Canadian teenagers are generally unable to get their driver's license until they are 18. Data proves that drives aged 16 and 17 are more likely to destroy property and lives. It only makes sense that these teenagers ought not to drive, and increasingly, American states are following this lead. Of course, if one follows the data to its logical conclusion, we ought to stop all young adults from driving: even a 21 year old is more likely to wreck than is a 30-something driver.
I'm unable to find the reference, but a town in Brazil instituted a ladies night some years ago. They wanted the ladies in this macho town to be able to go out without harassment or concern. On this one evening each month, no men are allowed out after dark. What they had not anticipated is a drop in violent crime of about 95%. Again, to logically follow from this, it makes sense to have a curfew for all men, every night.

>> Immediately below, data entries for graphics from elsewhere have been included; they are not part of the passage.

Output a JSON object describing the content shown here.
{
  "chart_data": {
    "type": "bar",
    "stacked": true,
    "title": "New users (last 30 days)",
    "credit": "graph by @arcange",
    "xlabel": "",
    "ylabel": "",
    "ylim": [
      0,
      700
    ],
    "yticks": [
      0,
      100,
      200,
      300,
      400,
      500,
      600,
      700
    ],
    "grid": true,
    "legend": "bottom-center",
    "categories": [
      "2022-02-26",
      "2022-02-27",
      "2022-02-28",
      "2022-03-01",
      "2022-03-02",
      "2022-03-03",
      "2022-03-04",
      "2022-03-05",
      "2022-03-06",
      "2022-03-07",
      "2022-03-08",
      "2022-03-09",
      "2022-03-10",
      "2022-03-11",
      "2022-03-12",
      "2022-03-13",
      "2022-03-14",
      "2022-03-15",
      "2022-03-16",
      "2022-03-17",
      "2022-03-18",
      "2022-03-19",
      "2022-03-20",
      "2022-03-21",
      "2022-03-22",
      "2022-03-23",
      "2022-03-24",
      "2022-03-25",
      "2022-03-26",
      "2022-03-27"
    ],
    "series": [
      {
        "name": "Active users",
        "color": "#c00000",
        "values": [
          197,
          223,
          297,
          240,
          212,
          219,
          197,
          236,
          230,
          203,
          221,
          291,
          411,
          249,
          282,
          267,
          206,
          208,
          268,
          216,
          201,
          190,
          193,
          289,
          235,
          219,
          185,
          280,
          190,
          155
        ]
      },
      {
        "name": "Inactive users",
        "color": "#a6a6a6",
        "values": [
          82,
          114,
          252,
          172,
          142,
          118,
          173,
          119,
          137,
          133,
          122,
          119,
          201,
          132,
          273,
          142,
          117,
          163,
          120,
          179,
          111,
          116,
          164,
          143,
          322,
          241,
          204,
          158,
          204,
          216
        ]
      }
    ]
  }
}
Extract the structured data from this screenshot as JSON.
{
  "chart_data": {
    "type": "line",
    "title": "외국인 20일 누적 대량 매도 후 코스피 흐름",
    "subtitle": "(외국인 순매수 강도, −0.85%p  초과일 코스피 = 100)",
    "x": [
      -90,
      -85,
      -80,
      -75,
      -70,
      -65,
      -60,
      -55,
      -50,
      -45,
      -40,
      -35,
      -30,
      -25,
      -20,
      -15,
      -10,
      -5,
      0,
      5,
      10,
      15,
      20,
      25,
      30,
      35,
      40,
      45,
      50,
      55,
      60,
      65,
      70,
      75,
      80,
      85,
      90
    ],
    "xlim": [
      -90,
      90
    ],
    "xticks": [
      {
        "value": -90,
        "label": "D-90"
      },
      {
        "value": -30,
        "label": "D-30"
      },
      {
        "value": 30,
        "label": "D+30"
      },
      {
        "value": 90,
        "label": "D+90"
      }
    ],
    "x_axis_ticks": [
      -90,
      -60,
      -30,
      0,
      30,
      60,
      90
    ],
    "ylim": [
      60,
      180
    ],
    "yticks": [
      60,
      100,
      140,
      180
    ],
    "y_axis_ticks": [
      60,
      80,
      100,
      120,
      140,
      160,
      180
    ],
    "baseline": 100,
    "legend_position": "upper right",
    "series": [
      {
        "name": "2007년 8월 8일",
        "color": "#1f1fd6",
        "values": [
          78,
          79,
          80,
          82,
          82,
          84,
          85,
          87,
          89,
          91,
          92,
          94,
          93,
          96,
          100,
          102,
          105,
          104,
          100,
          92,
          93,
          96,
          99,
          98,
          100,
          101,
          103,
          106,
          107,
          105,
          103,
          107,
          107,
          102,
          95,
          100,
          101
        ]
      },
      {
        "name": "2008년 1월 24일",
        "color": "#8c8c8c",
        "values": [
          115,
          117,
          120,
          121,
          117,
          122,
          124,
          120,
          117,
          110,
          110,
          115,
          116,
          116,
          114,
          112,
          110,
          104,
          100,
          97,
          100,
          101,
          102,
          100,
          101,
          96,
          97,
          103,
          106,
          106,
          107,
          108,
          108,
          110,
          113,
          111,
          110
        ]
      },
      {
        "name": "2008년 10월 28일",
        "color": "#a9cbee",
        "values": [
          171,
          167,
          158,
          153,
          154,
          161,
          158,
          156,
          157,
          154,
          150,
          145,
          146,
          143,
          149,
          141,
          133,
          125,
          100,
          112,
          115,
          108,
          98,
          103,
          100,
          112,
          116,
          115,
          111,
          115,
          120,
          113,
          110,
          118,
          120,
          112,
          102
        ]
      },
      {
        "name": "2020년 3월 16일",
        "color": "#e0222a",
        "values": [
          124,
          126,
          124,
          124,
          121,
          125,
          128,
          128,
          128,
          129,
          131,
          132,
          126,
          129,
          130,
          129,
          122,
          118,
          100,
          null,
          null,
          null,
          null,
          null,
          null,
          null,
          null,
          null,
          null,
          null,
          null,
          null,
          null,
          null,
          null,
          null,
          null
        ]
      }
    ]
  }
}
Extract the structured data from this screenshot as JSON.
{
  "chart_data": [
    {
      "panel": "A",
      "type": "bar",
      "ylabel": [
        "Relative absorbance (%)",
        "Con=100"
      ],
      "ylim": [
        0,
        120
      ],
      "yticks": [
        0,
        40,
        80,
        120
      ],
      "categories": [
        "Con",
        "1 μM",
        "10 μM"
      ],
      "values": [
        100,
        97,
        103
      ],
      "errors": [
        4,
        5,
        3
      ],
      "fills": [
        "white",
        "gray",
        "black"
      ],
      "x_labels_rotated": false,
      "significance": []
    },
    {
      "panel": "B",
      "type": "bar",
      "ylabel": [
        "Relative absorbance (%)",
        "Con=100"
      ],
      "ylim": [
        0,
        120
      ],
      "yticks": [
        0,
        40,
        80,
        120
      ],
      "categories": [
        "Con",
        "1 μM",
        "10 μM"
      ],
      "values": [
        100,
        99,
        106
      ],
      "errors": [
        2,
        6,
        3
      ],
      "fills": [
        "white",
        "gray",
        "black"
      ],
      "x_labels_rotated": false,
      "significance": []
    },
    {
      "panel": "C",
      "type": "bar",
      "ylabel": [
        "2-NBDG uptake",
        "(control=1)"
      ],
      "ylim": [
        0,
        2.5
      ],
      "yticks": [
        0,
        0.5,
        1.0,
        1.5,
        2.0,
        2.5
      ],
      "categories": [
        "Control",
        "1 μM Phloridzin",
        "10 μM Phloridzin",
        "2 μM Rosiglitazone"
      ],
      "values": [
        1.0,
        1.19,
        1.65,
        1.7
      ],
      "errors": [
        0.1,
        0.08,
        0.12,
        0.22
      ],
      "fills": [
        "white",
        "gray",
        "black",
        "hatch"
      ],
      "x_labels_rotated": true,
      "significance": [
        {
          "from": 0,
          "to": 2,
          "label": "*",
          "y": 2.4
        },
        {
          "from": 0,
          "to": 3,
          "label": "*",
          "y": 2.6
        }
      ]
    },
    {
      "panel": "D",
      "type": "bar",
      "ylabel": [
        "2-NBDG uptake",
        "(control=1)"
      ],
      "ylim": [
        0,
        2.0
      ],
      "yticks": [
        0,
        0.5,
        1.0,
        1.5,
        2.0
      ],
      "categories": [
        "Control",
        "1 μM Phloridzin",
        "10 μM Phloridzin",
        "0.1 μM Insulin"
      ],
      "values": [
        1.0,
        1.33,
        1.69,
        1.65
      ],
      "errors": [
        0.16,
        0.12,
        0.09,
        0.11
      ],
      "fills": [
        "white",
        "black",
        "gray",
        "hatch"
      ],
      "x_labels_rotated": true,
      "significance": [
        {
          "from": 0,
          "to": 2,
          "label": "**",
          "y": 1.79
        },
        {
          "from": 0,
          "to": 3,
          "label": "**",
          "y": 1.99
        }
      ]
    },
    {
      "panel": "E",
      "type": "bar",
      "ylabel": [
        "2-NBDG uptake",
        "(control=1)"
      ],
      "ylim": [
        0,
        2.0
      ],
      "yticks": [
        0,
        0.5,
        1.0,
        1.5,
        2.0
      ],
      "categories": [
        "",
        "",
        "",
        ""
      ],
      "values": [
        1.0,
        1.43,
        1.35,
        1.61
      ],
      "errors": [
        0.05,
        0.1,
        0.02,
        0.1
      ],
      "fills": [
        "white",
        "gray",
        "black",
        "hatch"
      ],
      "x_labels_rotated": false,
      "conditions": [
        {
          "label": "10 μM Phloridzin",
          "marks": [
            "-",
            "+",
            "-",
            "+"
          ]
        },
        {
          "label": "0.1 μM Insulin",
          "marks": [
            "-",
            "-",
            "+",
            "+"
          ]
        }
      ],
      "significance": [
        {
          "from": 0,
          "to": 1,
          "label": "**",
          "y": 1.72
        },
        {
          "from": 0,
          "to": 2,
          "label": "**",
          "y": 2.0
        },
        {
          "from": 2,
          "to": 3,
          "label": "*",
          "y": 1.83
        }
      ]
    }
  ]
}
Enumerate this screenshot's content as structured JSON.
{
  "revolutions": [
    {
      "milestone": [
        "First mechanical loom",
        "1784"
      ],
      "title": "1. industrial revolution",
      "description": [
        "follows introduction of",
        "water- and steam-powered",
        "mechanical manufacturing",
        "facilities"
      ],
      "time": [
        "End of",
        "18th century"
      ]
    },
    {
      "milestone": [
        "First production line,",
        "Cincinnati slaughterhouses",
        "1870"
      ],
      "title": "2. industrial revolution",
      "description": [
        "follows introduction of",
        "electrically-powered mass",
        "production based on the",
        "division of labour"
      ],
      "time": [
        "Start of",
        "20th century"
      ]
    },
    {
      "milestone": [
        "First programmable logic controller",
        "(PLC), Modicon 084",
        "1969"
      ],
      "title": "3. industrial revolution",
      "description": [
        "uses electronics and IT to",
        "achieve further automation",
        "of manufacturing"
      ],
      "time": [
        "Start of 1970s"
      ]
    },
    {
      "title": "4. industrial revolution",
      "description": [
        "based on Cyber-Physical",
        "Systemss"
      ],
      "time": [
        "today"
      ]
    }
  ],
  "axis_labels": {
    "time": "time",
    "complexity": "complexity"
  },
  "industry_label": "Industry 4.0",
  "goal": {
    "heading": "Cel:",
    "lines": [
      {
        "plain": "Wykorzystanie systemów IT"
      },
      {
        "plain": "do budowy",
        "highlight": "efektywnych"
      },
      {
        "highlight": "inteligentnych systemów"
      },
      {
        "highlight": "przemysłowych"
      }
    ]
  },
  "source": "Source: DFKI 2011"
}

Finally, 21st century laws like the Patriot Act and new executive orders are seeking to make ours a safer world by monitoring your mail, reading, phone calls, and Internet activity without a warrant and by allowing detention without cause for an indefinite period. This, too, is making America safer.
"There is no doubt that if we lived in a police state, it would be easier to catch terrorists. If we lived in a country where the police were allowed to search your home at any time for any reason; if we lived in a country where the government is entitled to open your mail, eavesdrop on your phone conversations, or intercept your e-mail communications; if we lived in a country where people could be held in jail indefinitely based on what they write or think, or based on mere suspicion that they are up to no good, the government would probably discover and arrest more terrorists or would-be terrorists, just as it would find more lawbreakers generally. But that wouldn't be a country in which we would want to live, and it wouldn't be a country for which we could, in good conscience, ask our young people to fight and die. In short, that country wouldn't be America.
- Senator Russ Feingold, October 11, 2001, in a debate over the Patriot Act. Senator Feingold was the only senator to vote against it.
These are just the first steps towards making this a safer world: stop young adults from driving, keep men in their own homes after dark, monitor all thinking, and lock up and / or deport anyone we think is suspicious.